Das birgt allerdings für die republikanische Führung auch Gefahren: Mit Blick auf die nächste Wahl will sie nicht so aussehen, als lasse sie sich dafür einspannen, die Gesundheitsreform "besser zu machen", wie Präsident Obama es wiederholt vorgeschlagen hat.

Uneinigkeit im politischen Lager

Kompliziert wird das republikanische Dilemma dadurch, dass die Partei keineswegs vereint ist.
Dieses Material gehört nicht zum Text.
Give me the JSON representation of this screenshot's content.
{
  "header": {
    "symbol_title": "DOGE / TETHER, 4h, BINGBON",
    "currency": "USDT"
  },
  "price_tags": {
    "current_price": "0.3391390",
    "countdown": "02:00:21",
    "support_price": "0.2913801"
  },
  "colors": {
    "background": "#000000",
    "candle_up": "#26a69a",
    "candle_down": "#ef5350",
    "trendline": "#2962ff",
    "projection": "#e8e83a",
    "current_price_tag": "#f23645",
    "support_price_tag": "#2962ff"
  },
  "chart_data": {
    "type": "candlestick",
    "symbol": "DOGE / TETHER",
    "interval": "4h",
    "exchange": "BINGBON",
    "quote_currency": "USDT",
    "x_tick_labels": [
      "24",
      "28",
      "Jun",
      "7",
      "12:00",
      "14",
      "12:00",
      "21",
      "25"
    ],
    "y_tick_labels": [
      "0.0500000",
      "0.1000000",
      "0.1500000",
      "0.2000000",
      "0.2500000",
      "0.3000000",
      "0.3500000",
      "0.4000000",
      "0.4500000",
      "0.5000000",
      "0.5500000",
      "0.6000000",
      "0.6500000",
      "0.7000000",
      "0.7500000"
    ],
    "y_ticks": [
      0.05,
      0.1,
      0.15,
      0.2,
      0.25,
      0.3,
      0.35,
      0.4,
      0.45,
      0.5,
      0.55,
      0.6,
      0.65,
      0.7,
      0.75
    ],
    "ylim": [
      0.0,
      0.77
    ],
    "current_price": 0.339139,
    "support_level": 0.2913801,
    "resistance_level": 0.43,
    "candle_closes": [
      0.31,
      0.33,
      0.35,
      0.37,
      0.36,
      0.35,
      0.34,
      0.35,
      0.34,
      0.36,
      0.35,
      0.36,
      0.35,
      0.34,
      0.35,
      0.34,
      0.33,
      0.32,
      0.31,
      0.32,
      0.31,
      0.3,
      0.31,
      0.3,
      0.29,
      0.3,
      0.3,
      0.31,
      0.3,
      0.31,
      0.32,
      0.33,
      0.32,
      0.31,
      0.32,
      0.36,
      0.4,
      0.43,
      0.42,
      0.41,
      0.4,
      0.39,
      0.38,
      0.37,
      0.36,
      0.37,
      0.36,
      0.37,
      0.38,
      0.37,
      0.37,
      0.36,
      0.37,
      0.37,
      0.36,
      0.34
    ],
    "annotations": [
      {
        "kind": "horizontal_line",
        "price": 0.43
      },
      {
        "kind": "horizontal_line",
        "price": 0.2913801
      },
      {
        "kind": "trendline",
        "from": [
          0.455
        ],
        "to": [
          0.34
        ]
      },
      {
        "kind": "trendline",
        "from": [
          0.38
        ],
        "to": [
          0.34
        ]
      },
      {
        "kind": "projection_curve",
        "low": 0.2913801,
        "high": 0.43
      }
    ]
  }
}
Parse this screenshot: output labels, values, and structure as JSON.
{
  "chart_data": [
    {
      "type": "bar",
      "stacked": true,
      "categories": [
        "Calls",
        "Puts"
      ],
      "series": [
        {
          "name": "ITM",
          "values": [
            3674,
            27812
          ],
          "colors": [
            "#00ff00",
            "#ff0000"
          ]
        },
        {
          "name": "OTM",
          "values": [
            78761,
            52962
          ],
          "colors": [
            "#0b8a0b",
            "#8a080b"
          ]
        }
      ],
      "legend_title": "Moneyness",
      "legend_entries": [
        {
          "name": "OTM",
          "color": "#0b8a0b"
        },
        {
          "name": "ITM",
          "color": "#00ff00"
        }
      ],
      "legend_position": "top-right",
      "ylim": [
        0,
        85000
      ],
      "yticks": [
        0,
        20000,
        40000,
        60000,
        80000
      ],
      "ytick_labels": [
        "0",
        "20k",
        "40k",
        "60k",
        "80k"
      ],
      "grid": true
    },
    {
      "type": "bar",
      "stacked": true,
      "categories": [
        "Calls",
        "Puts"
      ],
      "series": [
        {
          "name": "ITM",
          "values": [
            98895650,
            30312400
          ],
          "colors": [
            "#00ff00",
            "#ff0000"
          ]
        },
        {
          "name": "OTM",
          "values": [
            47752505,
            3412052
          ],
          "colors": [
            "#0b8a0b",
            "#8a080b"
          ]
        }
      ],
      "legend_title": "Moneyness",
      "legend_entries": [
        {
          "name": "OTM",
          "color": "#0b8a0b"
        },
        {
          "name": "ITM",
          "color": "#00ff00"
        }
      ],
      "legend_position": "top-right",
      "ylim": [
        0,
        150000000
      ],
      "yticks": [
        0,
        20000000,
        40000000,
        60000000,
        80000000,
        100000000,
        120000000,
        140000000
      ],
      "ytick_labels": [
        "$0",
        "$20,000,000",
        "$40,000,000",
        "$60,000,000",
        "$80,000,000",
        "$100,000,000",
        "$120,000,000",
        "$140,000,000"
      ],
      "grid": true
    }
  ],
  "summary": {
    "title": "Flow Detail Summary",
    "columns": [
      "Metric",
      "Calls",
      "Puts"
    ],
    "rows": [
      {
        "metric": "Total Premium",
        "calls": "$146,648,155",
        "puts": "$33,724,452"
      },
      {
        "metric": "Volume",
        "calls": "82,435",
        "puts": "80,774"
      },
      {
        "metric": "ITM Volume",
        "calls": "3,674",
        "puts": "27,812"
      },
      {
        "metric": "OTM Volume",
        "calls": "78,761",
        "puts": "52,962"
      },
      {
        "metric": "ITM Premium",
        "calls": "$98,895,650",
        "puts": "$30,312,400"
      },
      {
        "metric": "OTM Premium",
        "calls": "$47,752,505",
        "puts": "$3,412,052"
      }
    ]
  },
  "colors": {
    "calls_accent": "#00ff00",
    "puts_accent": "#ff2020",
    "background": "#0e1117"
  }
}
Das hat sich im Unterhaus gleich am ersten Tag in einer Rebellion von Erzkonservativen gegen die Wahl des Sprechers John Boehner gezeigt.

Die Uneinigkeit ist unter anderem auch Grund dafür, dass die Republikaner kein eigenes überzeugendes Reformkonzept haben, hinter dem alle Parteiangehörigen stehen.

Derzeit sieht es so aus, als würde die republikanische Partei eine Strategie fahren, die die Reform in (unbeliebten) Teilen rückgängig macht oder ändert (oder - laut Kritikern - untergräbt). Dabei handelt es sich zunächst um zwei Vorstöße.

Der erste Vorstoß ist eine Redefinition dessen, was die Reform unter Vollzeitbeschäftigten versteht.

Das Gesetz sieht vor, dass ab diesem Jahr Arbeitgeber mit mindestens 50 Vollzeitarbeitskräften ihren Mitarbeitern eine Krankenversicherung anbieten oder in einen allgemeinen Finanztopf einzahlen müssen.

Laut Reform werden die, die mindestens 30 Stunden pro Woche arbeiten, als Vollzeitkräfte bezeichnet.

Die Republikaner wollen diese Definition auf mindestens 40 Wochenstunden erhöhen, um Druck von den Arbeitgebern zu nehmen und angeblich Arbeitsplätze zu retten.

Kritiker fürchten allerdings, dass dann noch mehr Arbeitnehmer zu Teilzeit verdonnert werden. Präsident Obama hat diesbezüglich bereits mit seinem Veto gedroht.

Der zweite Ansatz ist die Rücknahme einer Steuer auf Medizingeräte. Deren Hersteller beschweren sich seit Jahren, wegen der Steuer Tausende von Stellen streichen zu müssen und in ihrer Innovation behindert zu werden.

Da dies auch von einer Anzahl von Demokraten ernst genommen wird, könnte dieser Änderungsvorstoß die beste Erfolgschance haben.